Opinion
No. 2013–1051.
2014-02-13
Robert Harsh, pro se.
{¶ 1} This is the appeal of a case in mandamus and prohibition filed by appellant, Robert Harsh, against appellee, Butler County Court of Common Pleas Judge Patricia Oney, regarding his sentence for a felony conviction for driving while under the influence of alcohol or drugs (“DUI”). Because Harsh brought an earlier mandamus case raising the same issues that was previously dismissed by the court of appeals, the current mandamus claim is precluded by res judicata and was properly dismissed. And because Harsh had an adequate remedy at law by way of appeal from his original sentence and Judge Oney had subject-matter jurisdiction to try Harsh and to sentence him, the prohibition claim was also properly dismissed. We affirm.
Facts
{¶ 2} Harsh was sentenced to seven years' incarceration after he was found guilty in a jury trial of operating a motor vehicle under the influence of alcohol, of a specification for having previously been convicted of other such offenses, and of driving with a suspended license. He challenges the legality of his convictions and sentence and filed a petition in mandamus and prohibition in the Twelfth District Court of Appeals against Judge Oney, the trial judge who sentenced him. The court of appeals granted Judge Oney's motion to dismiss the case.
Analysis
{¶ 3} Harsh filed a previous action in mandamus in the Twelfth District concerning the same issues he raises here. In her brief in the court of appeals in this case, Judge Oney extensively cited the court of appeals' final entry in that case. The court of appeals dismissed that previous action because Harsh had an adequate remedy at law, stating that his affidavit of prior civil actions demonstrated that he had extensively litigated his convictions. The court of appeals here found that Harsh's current mandamus claim is barred by res judicata because of the earlier mandamus action.
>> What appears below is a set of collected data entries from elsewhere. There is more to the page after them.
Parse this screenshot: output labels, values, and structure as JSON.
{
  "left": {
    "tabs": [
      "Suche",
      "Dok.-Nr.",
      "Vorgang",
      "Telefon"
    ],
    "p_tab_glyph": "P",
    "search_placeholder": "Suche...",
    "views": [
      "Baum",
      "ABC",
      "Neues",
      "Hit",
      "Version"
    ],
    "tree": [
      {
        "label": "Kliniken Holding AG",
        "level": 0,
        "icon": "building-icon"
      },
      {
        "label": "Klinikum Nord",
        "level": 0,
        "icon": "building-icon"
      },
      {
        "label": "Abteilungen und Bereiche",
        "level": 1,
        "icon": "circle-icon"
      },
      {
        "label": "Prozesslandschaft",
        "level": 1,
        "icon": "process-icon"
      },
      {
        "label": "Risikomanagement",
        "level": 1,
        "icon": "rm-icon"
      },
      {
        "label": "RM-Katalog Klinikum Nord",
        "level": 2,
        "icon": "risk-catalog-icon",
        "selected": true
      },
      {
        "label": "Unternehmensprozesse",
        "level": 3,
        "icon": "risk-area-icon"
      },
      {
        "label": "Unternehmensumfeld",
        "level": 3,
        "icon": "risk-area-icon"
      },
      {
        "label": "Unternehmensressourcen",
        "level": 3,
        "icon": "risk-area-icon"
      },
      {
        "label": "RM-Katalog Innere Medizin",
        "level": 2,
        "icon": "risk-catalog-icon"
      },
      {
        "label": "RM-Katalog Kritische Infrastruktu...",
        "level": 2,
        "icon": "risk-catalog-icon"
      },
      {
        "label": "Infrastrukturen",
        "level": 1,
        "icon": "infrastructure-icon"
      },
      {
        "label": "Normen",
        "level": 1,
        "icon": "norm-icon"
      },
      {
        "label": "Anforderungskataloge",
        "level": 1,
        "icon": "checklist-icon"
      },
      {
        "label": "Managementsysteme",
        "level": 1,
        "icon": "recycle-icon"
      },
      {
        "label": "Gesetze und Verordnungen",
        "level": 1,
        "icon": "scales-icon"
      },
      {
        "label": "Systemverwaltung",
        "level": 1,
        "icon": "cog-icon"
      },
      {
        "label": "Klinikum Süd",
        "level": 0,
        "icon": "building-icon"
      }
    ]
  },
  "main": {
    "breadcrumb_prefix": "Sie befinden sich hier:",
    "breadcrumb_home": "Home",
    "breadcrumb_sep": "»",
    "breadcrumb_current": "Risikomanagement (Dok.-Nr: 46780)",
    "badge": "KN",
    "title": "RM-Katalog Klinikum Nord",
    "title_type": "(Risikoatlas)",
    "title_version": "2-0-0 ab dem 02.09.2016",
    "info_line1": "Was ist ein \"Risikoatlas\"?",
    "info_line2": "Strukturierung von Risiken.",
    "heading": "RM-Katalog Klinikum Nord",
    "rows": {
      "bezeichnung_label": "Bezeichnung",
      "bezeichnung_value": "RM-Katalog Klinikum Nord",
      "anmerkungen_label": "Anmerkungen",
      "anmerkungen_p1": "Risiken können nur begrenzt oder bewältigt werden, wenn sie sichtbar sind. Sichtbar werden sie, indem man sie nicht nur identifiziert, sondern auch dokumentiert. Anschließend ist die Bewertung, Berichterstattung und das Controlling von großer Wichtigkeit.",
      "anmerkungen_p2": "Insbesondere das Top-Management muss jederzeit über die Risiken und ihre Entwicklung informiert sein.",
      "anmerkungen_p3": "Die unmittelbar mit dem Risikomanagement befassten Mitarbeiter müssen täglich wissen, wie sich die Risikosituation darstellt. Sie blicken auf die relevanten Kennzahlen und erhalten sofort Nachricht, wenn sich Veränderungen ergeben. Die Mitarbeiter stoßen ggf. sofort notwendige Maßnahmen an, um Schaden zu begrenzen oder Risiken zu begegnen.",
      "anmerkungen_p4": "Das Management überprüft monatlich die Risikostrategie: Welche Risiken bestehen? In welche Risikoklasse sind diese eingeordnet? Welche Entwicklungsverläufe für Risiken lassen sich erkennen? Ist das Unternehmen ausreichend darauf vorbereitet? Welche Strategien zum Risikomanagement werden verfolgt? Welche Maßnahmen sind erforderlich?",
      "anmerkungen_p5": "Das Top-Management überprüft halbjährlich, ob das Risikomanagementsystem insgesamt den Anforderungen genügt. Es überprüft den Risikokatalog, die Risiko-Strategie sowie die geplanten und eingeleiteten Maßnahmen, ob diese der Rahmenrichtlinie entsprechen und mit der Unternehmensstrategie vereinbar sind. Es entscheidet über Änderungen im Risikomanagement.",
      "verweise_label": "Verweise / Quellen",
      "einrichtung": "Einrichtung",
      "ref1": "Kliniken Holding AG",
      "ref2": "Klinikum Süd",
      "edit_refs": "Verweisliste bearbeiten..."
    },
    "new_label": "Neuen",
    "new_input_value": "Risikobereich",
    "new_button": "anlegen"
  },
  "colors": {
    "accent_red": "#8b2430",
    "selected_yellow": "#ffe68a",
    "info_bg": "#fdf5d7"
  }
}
{¶ 4} Res judicata “involves both claim preclusion (historically called estoppel by judgment in Ohio) and issue preclusion (traditionally known as collateral estoppel).” Grava v. Parkman Twp., 73 Ohio St.3d 379, 381, 653 N.E.2d 226 (1995). Claim preclusion provides that “ ‘[a] final judgment or decree rendered upon the merits, without fraud or collusion, by a court of competent jurisdiction * * * is a complete bar to any subsequent action on the same claim or cause of action between the parties or those in privity with them.’ ” Id., quoting Norwood v. McDonald, 142 Ohio St. 299, 52 N.E.2d 67 (1943), paragraph one of the syllabus.
{¶ 5} Here, Harsh has previously tried to obtain relief by way of a mandamus action. He did not appeal the dismissal of that previous case, and therefore the matter has been decided. The court of appeals correctly dismissed Harsh's mandamus claim in this case on the basis of res judicata.
{¶ 6} To be entitled to the requested writ of prohibition, Harsh must establish that (1) Judge Oney is about to or has exercised judicial power, (2) the exercise of that power is unauthorized by law, and (3) denying the writ would result in injury for which no other adequate remedy exists in the ordinary course of law. State ex rel. Bell v. Pfeiffer, 131 Ohio St.3d 114, 2012-Ohio-54, 961 N.E.2d 181, ¶ 18;State ex rel. Miller v. Warren Cty. Bd. of Elections, 130 Ohio St.3d 24, 2011-Ohio-4623, 955 N.E.2d 379, ¶ 12. The third prerequisite need not be established when the lower court lacks jurisdiction: “Where jurisdiction is patently and unambiguously lacking, relators need not establish the lack of an adequate remedy at law because the availability of alternate remedies like appeal would be immaterial.” State ex rel. Sapp v. Franklin Cty. Court of Appeals, 118 Ohio St.3d 368, 2008-Ohio-2637, 889 N.E.2d 500, ¶ 15.
{¶ 7} The lower court correctly held that not only did Harsh have an adequate remedy at law, but that Judge Oney did not lack the jurisdiction to try Harsh and to sentence him for a fourth-degree-felony DUI offense. Judge Oney had the basic jurisdiction to sentence Harsh, and Harsh should have appealed the sentencing order to raise any concerns he had with his convictions or his sentence. The Twelfth District was correct in dismissing this case, and we affirm.
{¶ 8} Harsh's various motions are denied as moot.
Judgment affirmed. O'CONNOR, C.J., and PFEIFER, O'DONNELL, LANZINGER, KENNEDY, FRENCH, and O'NEILL, JJ., concur.